Two weeks ago, Christoph Haertwig wrote about how the transition from analogue to digital audio has affected the professional recording industry. This time, I hope to complement those words with the view from the amateur audio world…
When I left school, in the mid-1980s, all I knew was that the only subject I was any good at was English and that I wanted to play bass guitar (although I had never even picked one up). When you’re young, it’s amazing how much you seem to be able to pack into every day and I spent the next couple of years in a blur of self-taught learning. I learned how to play instruments, how to write music and lyrics, how to put bands together, how to cope when they fell apart, dealing with egotistical guitarists and argumentative drummers, vans that regularly broke down 200 miles from home, venues that tried to rip you off and many other things - all the while holding down a day job and not being overly bothered about a little thing called sleep.
This was also the era of Yamaha DX series FM synthesisers, the Roland D series and many other sonic delights. Being in a band always meant being penniless, so much time was spent hanging around music shops, emerging several hours later with a couple of plectrums and a few brochures. But all the time I was soaking up every single, tiny piece of knowledge that I could.
It seems impossible now, but back then the Holy Grail of every aspiring local band was The Demo. Either a four-track Portastudio (or, if you were flash, eight track studio) tape recording, bounced to within an inch of its life and lovingly duplicated to numerous stereo cassettes, which were then physically taken to as many venues as possible to try and get a gig.
It wasn’t many years before the process of writing and recording songs - and the physics and psychology of sound - interested me far more than the prospect of yet another argument with the singer over the mysteriously-vanishing rider (i.e. four cans of Heineken and a couple of packets of crisps).
Still penniless, my first ‘multi-track’ home recording rig comprised a cheap twin-deck cassette recorder, a Y cable, a Yamaha MR10 drum machine and a very battered, secondhand DX27 synth.

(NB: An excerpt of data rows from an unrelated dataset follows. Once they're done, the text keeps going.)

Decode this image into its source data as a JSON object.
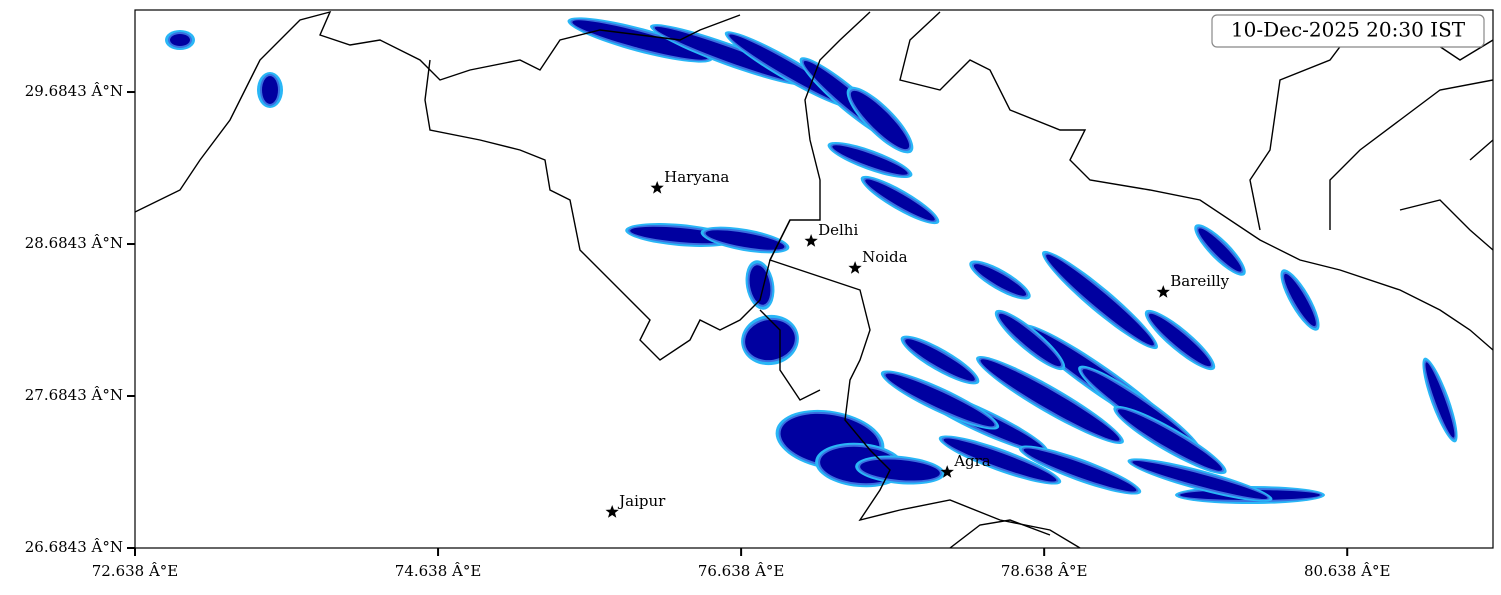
{
  "chart_data": {
    "type": "map",
    "timestamp": "10-Dec-2025 20:30 IST",
    "xlim": [
      72.638,
      81.6
    ],
    "ylim": [
      26.6843,
      30.224
    ],
    "xticks": [
      {
        "value": 72.638,
        "label": "72.638 Â°E"
      },
      {
        "value": 74.638,
        "label": "74.638 Â°E"
      },
      {
        "value": 76.638,
        "label": "76.638 Â°E"
      },
      {
        "value": 78.638,
        "label": "78.638 Â°E"
      },
      {
        "value": 80.638,
        "label": "80.638 Â°E"
      }
    ],
    "yticks": [
      {
        "value": 26.6843,
        "label": "26.6843 Â°N"
      },
      {
        "value": 27.6843,
        "label": "27.6843 Â°N"
      },
      {
        "value": 28.6843,
        "label": "28.6843 Â°N"
      },
      {
        "value": 29.6843,
        "label": "29.6843 Â°N"
      }
    ],
    "cities": [
      {
        "name": "Haryana",
        "lon": 76.084,
        "lat": 29.053
      },
      {
        "name": "Delhi",
        "lon": 77.1,
        "lat": 28.704
      },
      {
        "name": "Noida",
        "lon": 77.39,
        "lat": 28.526
      },
      {
        "name": "Bareilly",
        "lon": 79.424,
        "lat": 28.368
      },
      {
        "name": "Agra",
        "lon": 77.998,
        "lat": 27.184
      },
      {
        "name": "Jaipur",
        "lon": 75.787,
        "lat": 26.921
      }
    ]
  }
}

The process was to record bass guitar and drum machine on a cassette… put that cassette in the other (playback) deck and a fresh blank cassette in the recording deck.. overdub the keyboards and backing vocals through the Y cable and 3.5mm line input socket… put that cassette in the playback deck and another fresh cassette in the record deck… then overdub the guitar and lead vocals through the Y cable and 3.5mm socket.
It was incredibly primitive. By the time it was finished, the drum machine and bass had virtually disappeared, but it was fantastically good fun and I cannot stress enough how valuable it was as a learning experience.
(As an aside, one - in some ways rather sad - difference between the analogue and digital worlds of local bands and amateur musicians is that the expression ‘recorded through a sock’ has vanished from the English language).
In due course a Fostex four-track cassette recorder was followed by an early Apple Macintosh with a MIDI interface and a piece of software named Logic 2, by a little-known German company called Emagic. Like Mr Steinberg’s technology, Logic was an early version of what would become known as digital audio workstations - or DAWs - although back then it was almost unrecognisable from what we now know as Apple’s Logic Pro X. Nevertheless, for me MIDI sequencing was a real eye-opener after years of recording everything on cassette!
But much more was to come and, by the time the digital audio revolution got into full swing, I had joined the sound industry professionally. Around the turn of the century I interviewed many live and studio engineers for whom the phrase ‘analogue warmth’ was muttered like some sort of mantra, I witnessed the Yamaha PM1D’s (initially faltering) emergence into the spotlight and watched as outboard racks got progressively smaller and smaller, to the point where nowadays many live engineers have dispensed with them altogether.
The change for the amateur musician/songwriter and enthusiastic home recordist has been no less seismic. What nowadays anyone can do with an iPad and an app was simply unimaginable to my 30 years younger self, as I wrestled with Y cables and reams of audio cassette tape that had been chewed up by the mechanism.
Even the simplest thing - like being able to instantly hum a line of melody or a rhyming couplet into your smartphone the moment they occur, rather than the old way of having to sing them continually to yourself until you could get to a pen and paper and write them down - has been transformed.
Every now and then I still drag some of the old demos out (of course long since transferred to digital!), to remind myself of how incredibly lucky we are now. Indeed, the very word ‘demo’ now sounds somewhat pejorative, given what is now possible.
However, as Christoph noted, none of this is a substitute for good, old fashioned hard work. In the early days of mass computerisation, the expression GIGO - standing for Garbage In, Garbage Out - was in common use. Unlike ‘recorded through a sock’, GIGO is still every bit as relevant today. There is also a more earthy version which begins “You can’t polish a…”
Despite how radically digital audio has changed the world of everyone who engages with or consumes sound, when it comes to writing and production, no amount of processing power lurking within your smartphone, tablet or laptop will ever make a poor idea sound like anything other than… a poor idea. In that regard, nothing at all has changed.